Atomic insights of grain boundary behaviors in TaWNbMo refractory high entropy alloys

Abstract

Refractory high entropy alloys (RHEAs), such as TaWNbMo, demonstrate promising potential for high-temperature applications owing to their excellent mechanical properties. Given the pivotal role of grain boundaries (GBs) in determining the mechanical behavior of RHEAs, it is imperative to investigate their characteristics.
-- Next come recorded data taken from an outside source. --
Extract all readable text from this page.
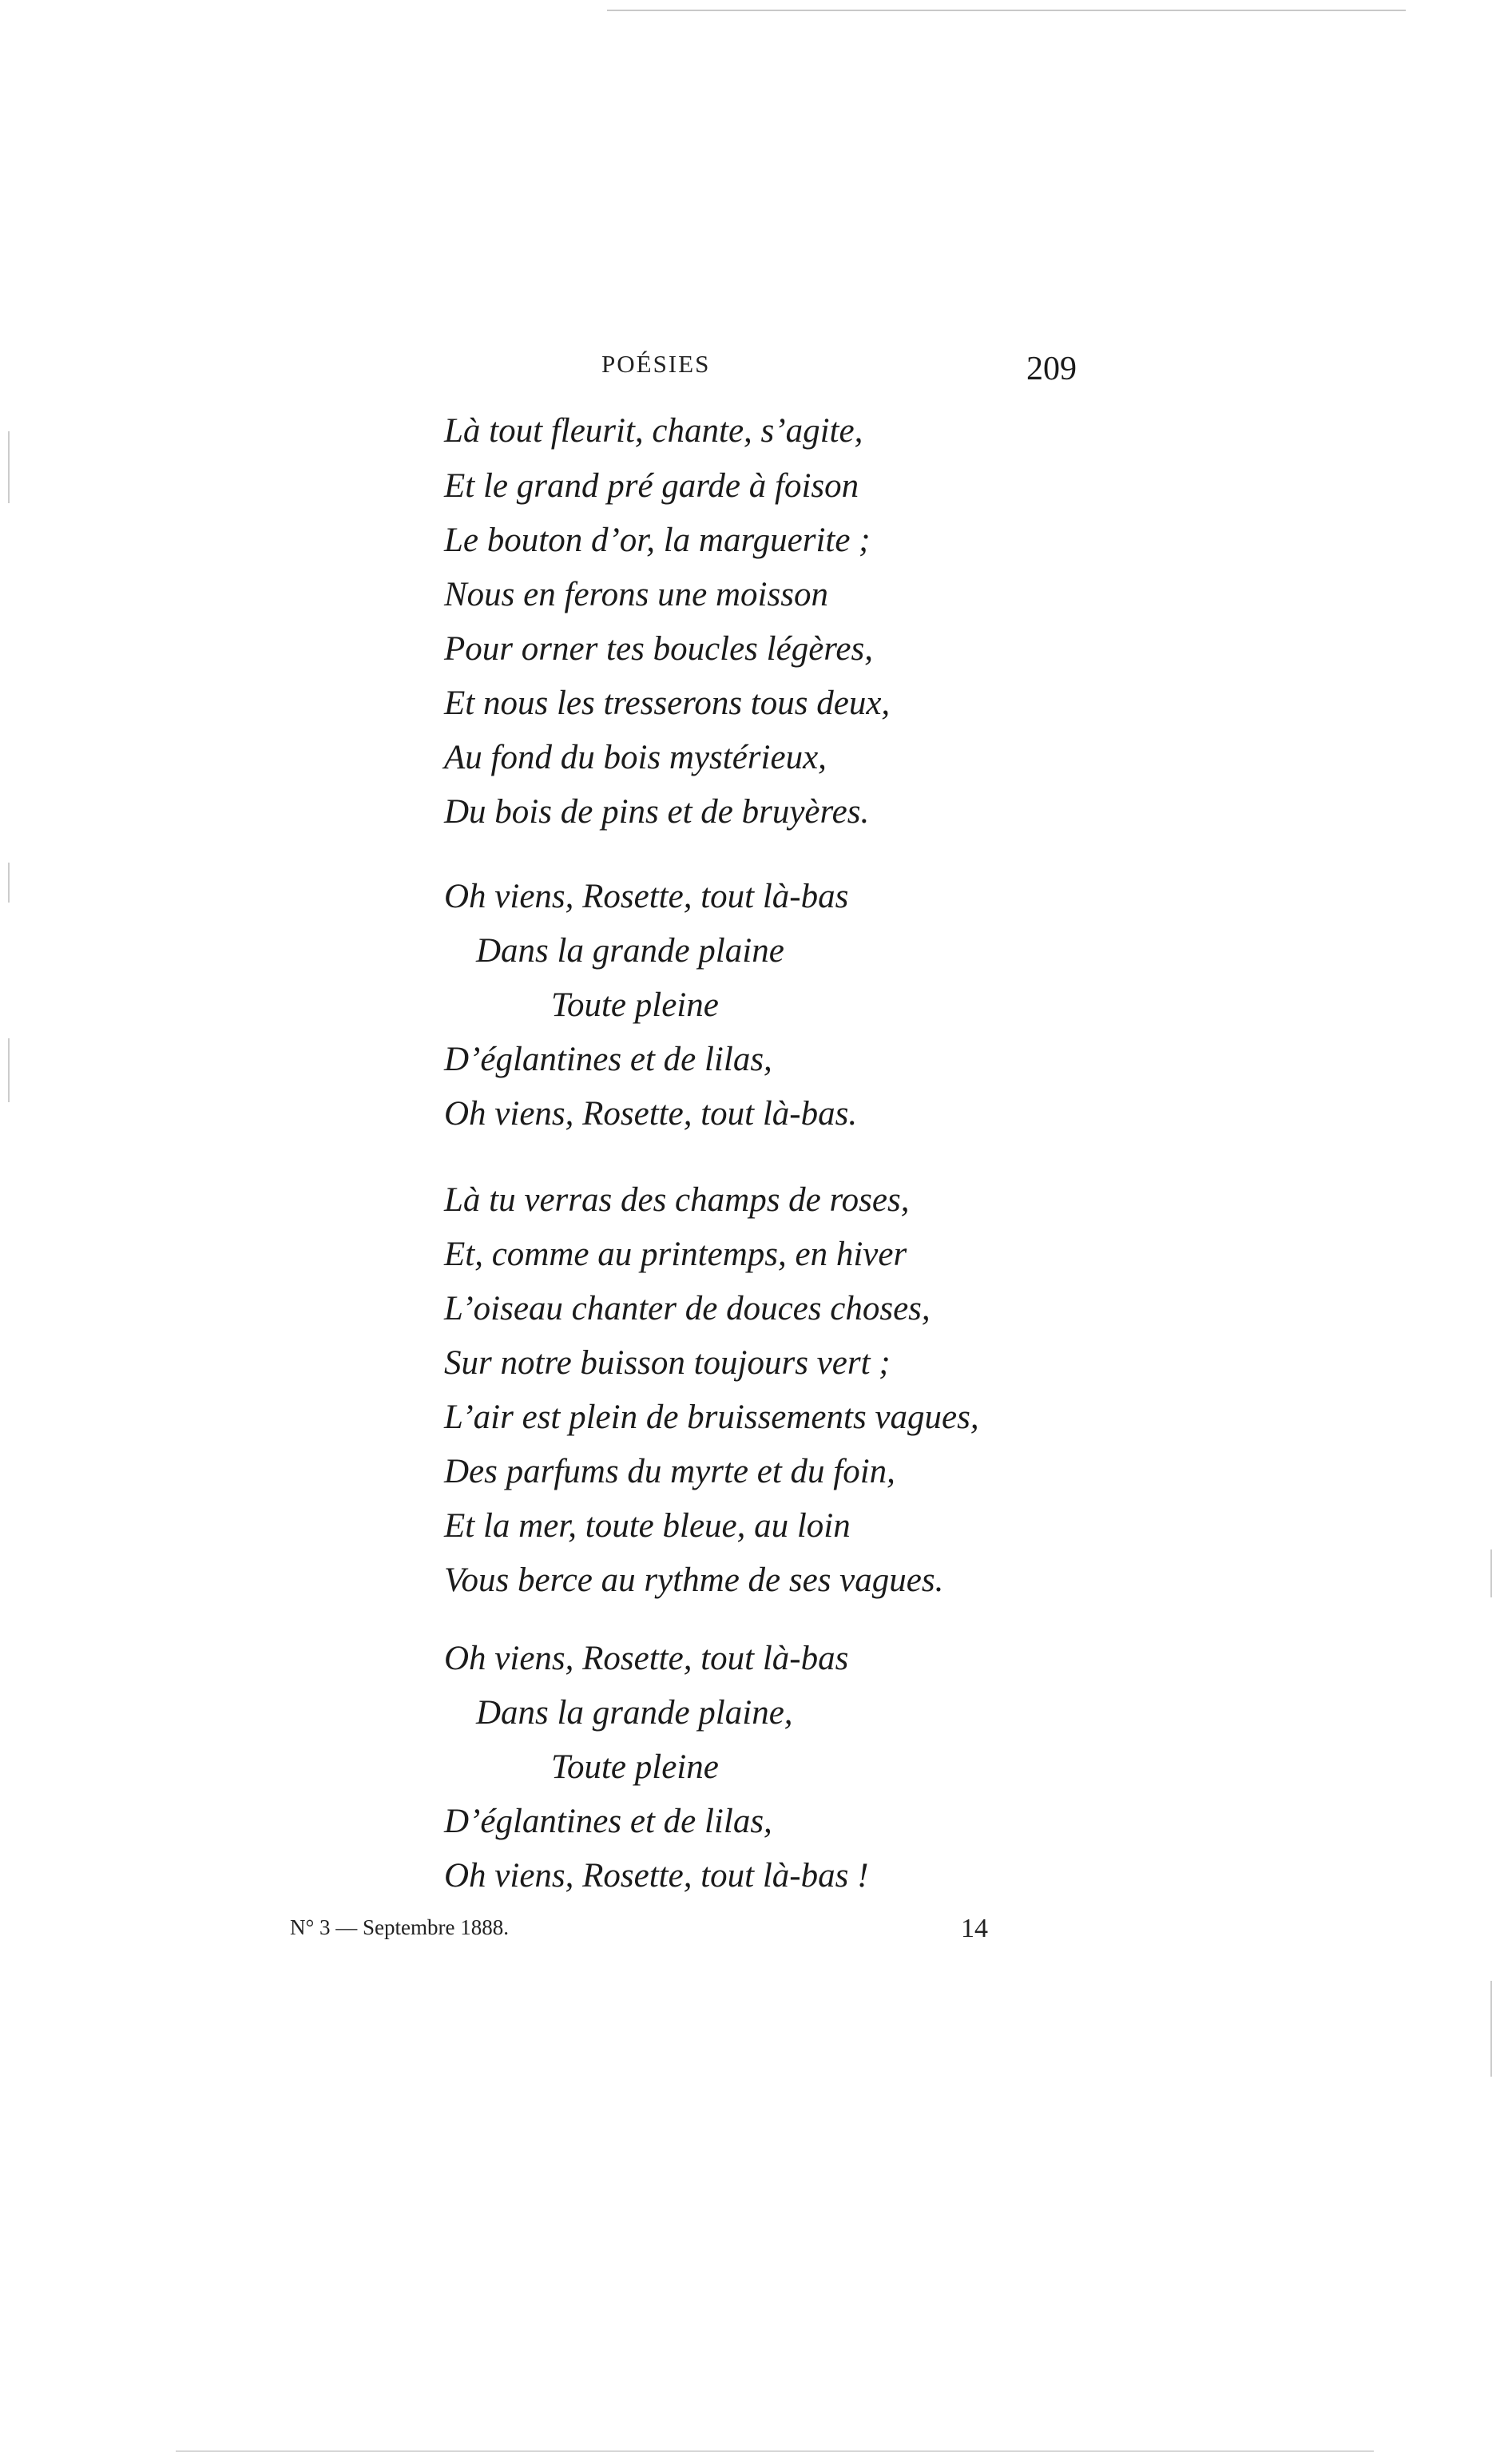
POÉSIES	209
Là tout fleurit, chante, s’agite,
Et le grand pré garde à foison
Le bouton d’or, la marguerite ;
Nous en ferons une moisson
Pour orner tes boucles légères,
Et nous les tresserons tous deux,
Au fond du bois mystérieux,
Du bois de pins et de bruyères.
Oh viens, Rosette, tout là-bas
Dans la grande plaine
Toute pleine
D’églantines et de lilas,
Oh viens, Rosette, tout là-bas.
Là tu verras des champs de roses,
Et, comme au printemps, en hiver
L’oiseau chanter de douces choses,
Sur notre buisson toujours vert ;
L’air est plein de bruissements vagues,
Des parfums du myrte et du foin,
Et la mer, toute bleue, au loin
Vous berce au rythme de ses vagues.
Oh viens, Rosette, tout là-bas
Dans la grande plaine,
Toute pleine
D’églantines et de lilas,
Oh viens, Rosette, tout là-bas !
N° 3 — Septembre 1888.	14
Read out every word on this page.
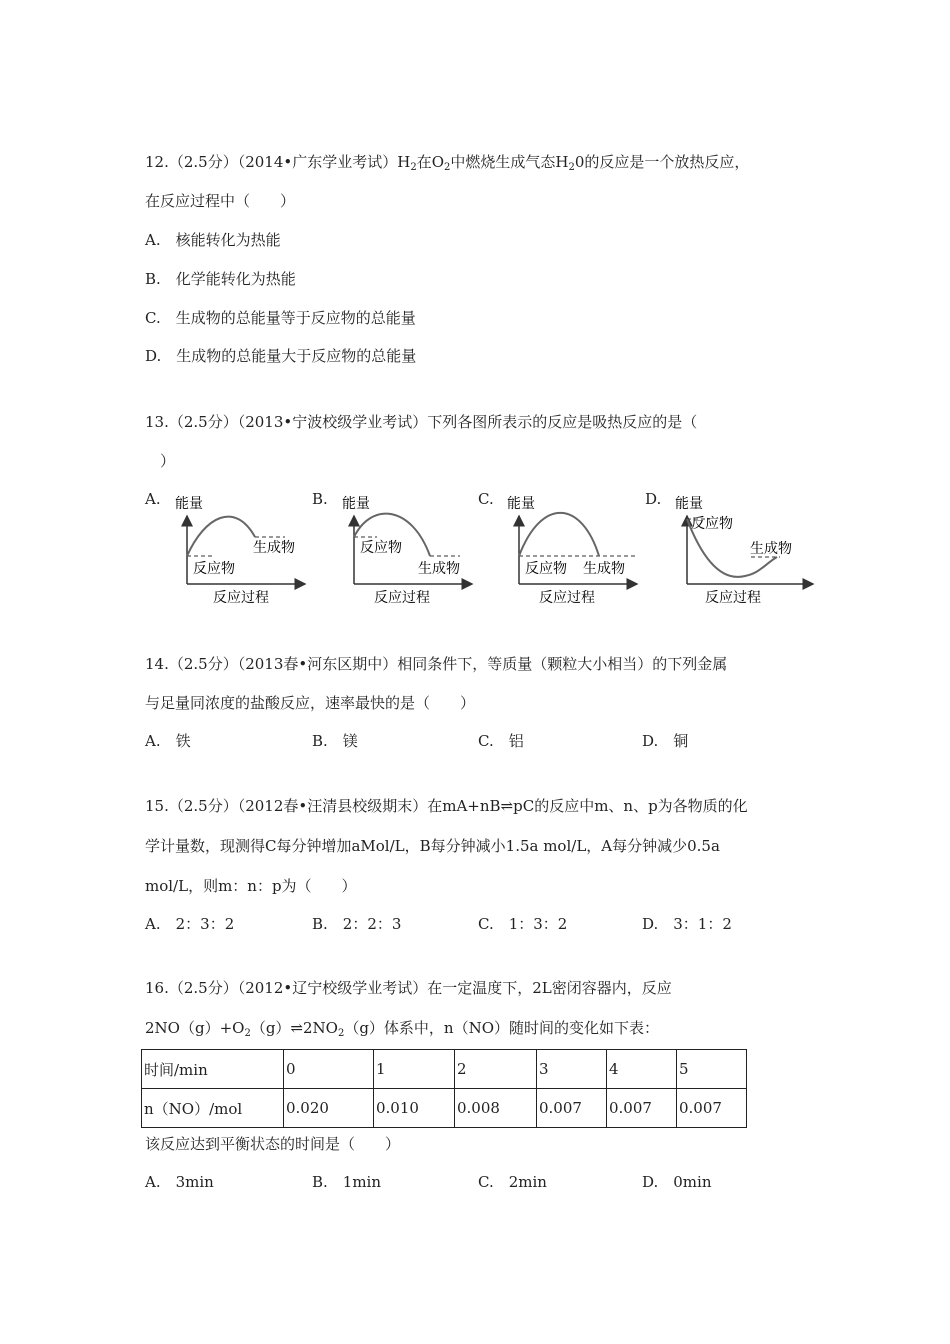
12.（2.5分）（2014•广东学业考试）$H_2$在$O_2$中燃烧生成气态$H_20$的反应是一个放热反应，
在反应过程中（　　）
A.　核能转化为热能
B.　化学能转化为热能
C.　生成物的总能量等于反应物的总能量
D.　生成物的总能量大于反应物的总能量
13.（2.5分）（2013•宁波校级学业考试）下列各图所表示的反应是吸热反应的是（
）
A.	B.	C.	D.
能量
反应物
生成物
反应过程
能量
反应物
生成物
反应过程
能量
反应物 生成物
反应过程
能量
反应物
生成物
反应过程
14.（2.5分）（2013春•河东区期中）相同条件下，等质量（颗粒大小相当）的下列金属
与足量同浓度的盐酸反应，速率最快的是（　　）
A.　铁	B.　镁	C.　铝	D.　铜
15.（2.5分）（2012春•汪清县校级期末）在mA+nB⇌pC的反应中m、n、p为各物质的化
学计量数，现测得C每分钟增加aMol/L，B每分钟减小1.5a mol/L，A每分钟减少0.5a
mol/L，则m：n：p为（　　）
A.　2：3：2	B.　2：2：3	C.　1：3：2	D.　3：1：2
16.（2.5分）（2012•辽宁校级学业考试）在一定温度下，2L密闭容器内，反应
$2NO(g)+O_2(g)\rightleftharpoons 2NO_2(g)$体系中，n（NO）随时间的变化如下表：
时间/min	0	1	2	3	4	5
n（NO）/mol	0.020	0.010	0.008	0.007	0.007	0.007
该反应达到平衡状态的时间是（　　）
A.　3min	B.　1min	C.　2min	D.　0min
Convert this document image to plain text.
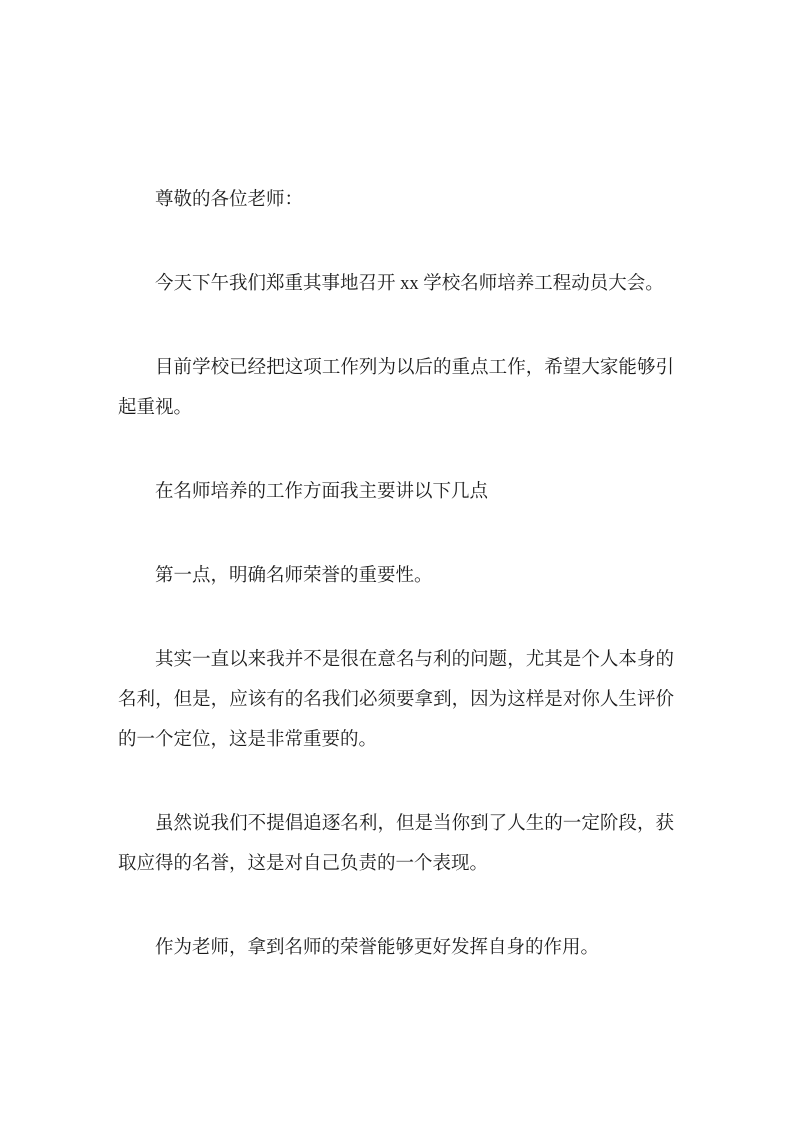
尊敬的各位老师：

今天下午我们郑重其事地召开 xx 学校名师培养工程动员大会。

目前学校已经把这项工作列为以后的重点工作，希望大家能够引起重视。

在名师培养的工作方面我主要讲以下几点

第一点，明确名师荣誉的重要性。

其实一直以来我并不是很在意名与利的问题，尤其是个人本身的名利，但是，应该有的名我们必须要拿到，因为这样是对你人生评价的一个定位，这是非常重要的。

虽然说我们不提倡追逐名利，但是当你到了人生的一定阶段，获取应得的名誉，这是对自己负责的一个表现。

作为老师，拿到名师的荣誉能够更好发挥自身的作用。
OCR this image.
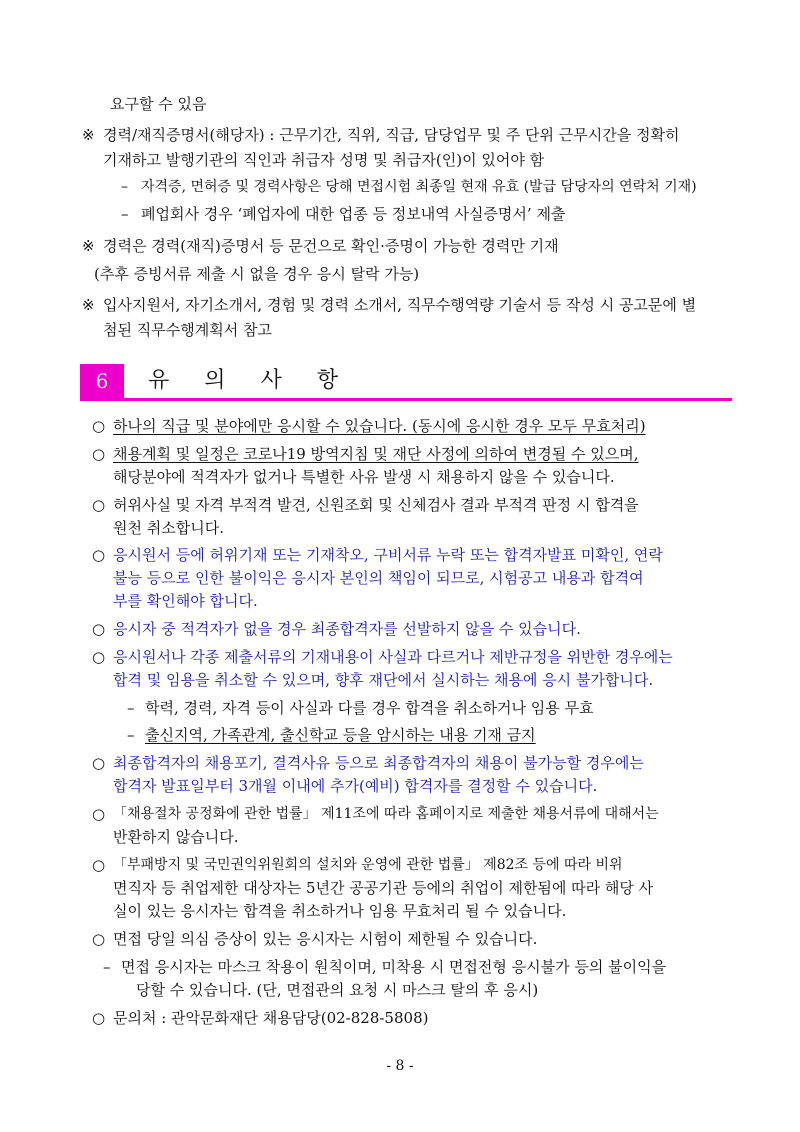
요구할 수 있음
※ 경력/재직증명서(해당자) : 근무기간, 직위, 직급, 담당업무 및 주 단위 근무시간을 정확히
기재하고 발행기관의 직인과 취급자 성명 및 취급자(인)이 있어야 함
– 자격증, 면허증 및 경력사항은 당해 면접시험 최종일 현재 유효 (발급 담당자의 연락처 기재)
– 폐업회사 경우 ‘폐업자에 대한 업종 등 정보내역 사실증명서’ 제출
※ 경력은 경력(재직)증명서 등 문건으로 확인·증명이 가능한 경력만 기재
(추후 증빙서류 제출 시 없을 경우 응시 탈락 가능)
※ 입사지원서, 자기소개서, 경험 및 경력 소개서, 직무수행역량 기술서 등 작성 시 공고문에 별
첨된 직무수행계획서 참고
6	유 의 사 항
○ 하나의 직급 및 분야에만 응시할 수 있습니다. (동시에 응시한 경우 모두 무효처리)
○ 채용계획 및 일정은 코로나19 방역지침 및 재단 사정에 의하여 변경될 수 있으며,
해당분야에 적격자가 없거나 특별한 사유 발생 시 채용하지 않을 수 있습니다.
○ 허위사실 및 자격 부적격 발견, 신원조회 및 신체검사 결과 부적격 판정 시 합격을
원천 취소합니다.
○ 응시원서 등에 허위기재 또는 기재착오, 구비서류 누락 또는 합격자발표 미확인, 연락
불능 등으로 인한 불이익은 응시자 본인의 책임이 되므로, 시험공고 내용과 합격여
부를 확인해야 합니다.
○ 응시자 중 적격자가 없을 경우 최종합격자를 선발하지 않을 수 있습니다.
○ 응시원서나 각종 제출서류의 기재내용이 사실과 다르거나 제반규정을 위반한 경우에는
합격 및 임용을 취소할 수 있으며, 향후 재단에서 실시하는 채용에 응시 불가합니다.
– 학력, 경력, 자격 등이 사실과 다를 경우 합격을 취소하거나 임용 무효
– 출신지역, 가족관계, 출신학교 등을 암시하는 내용 기재 금지
○ 최종합격자의 채용포기, 결격사유 등으로 최종합격자의 채용이 불가능할 경우에는
합격자 발표일부터 3개월 이내에 추가(예비) 합격자를 결정할 수 있습니다.
○ 「채용절차 공정화에 관한 법률」 제11조에 따라 홈페이지로 제출한 채용서류에 대해서는
반환하지 않습니다.
○ 「부패방지 및 국민권익위원회의 설치와 운영에 관한 법률」 제82조 등에 따라 비위
면직자 등 취업제한 대상자는 5년간 공공기관 등에의 취업이 제한됨에 따라 해당 사
실이 있는 응시자는 합격을 취소하거나 임용 무효처리 될 수 있습니다.
○ 면접 당일 의심 증상이 있는 응시자는 시험이 제한될 수 있습니다.
– 면접 응시자는 마스크 착용이 원칙이며, 미착용 시 면접전형 응시불가 등의 불이익을
당할 수 있습니다. (단, 면접관의 요청 시 마스크 탈의 후 응시)
○ 문의처 : 관악문화재단 채용담당(02-828-5808)
- 8 -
In this work, the mechanical response of TaWNbMo RHEA and its components (Ta, W, Nb, and Mo) bicrystal samples with Σ3{112‾}<110> and Σ3{111‾}<110> GB under shear were performed using molecular dynamics simulations to investigate the motion characteristics of GBs and their influence on mechanical properties, as well as the variations brought by high entropy GBs. Both types of GBs were observed to migrate coupled with shear deformation, and the migration mechanism was analyzed based on the theory of interface defects. Additionally, twin nucleation and growth were observed in the samples with Σ3{111‾}<110> GB influenced by the high GB energy, and its mechanism was analyzed. Furthermore, a comparison was made between TaWNbMo and its component element metals, and the influence of high entropy GBs was analyzed. The multicomponent complexity invoked the local interfacial disconnection nucleation in HEA for both Σ3{112‾}<110> and Σ3{111‾}<110> GBs, the inhomogeneity of HEA also influenced the twin growth process from Σ3{112‾}<110> GB to proceed and thicken in a localized and non-uniform manner. These results contribute to a deeper understanding of the GB characteristics of TaWNbMo RHEA.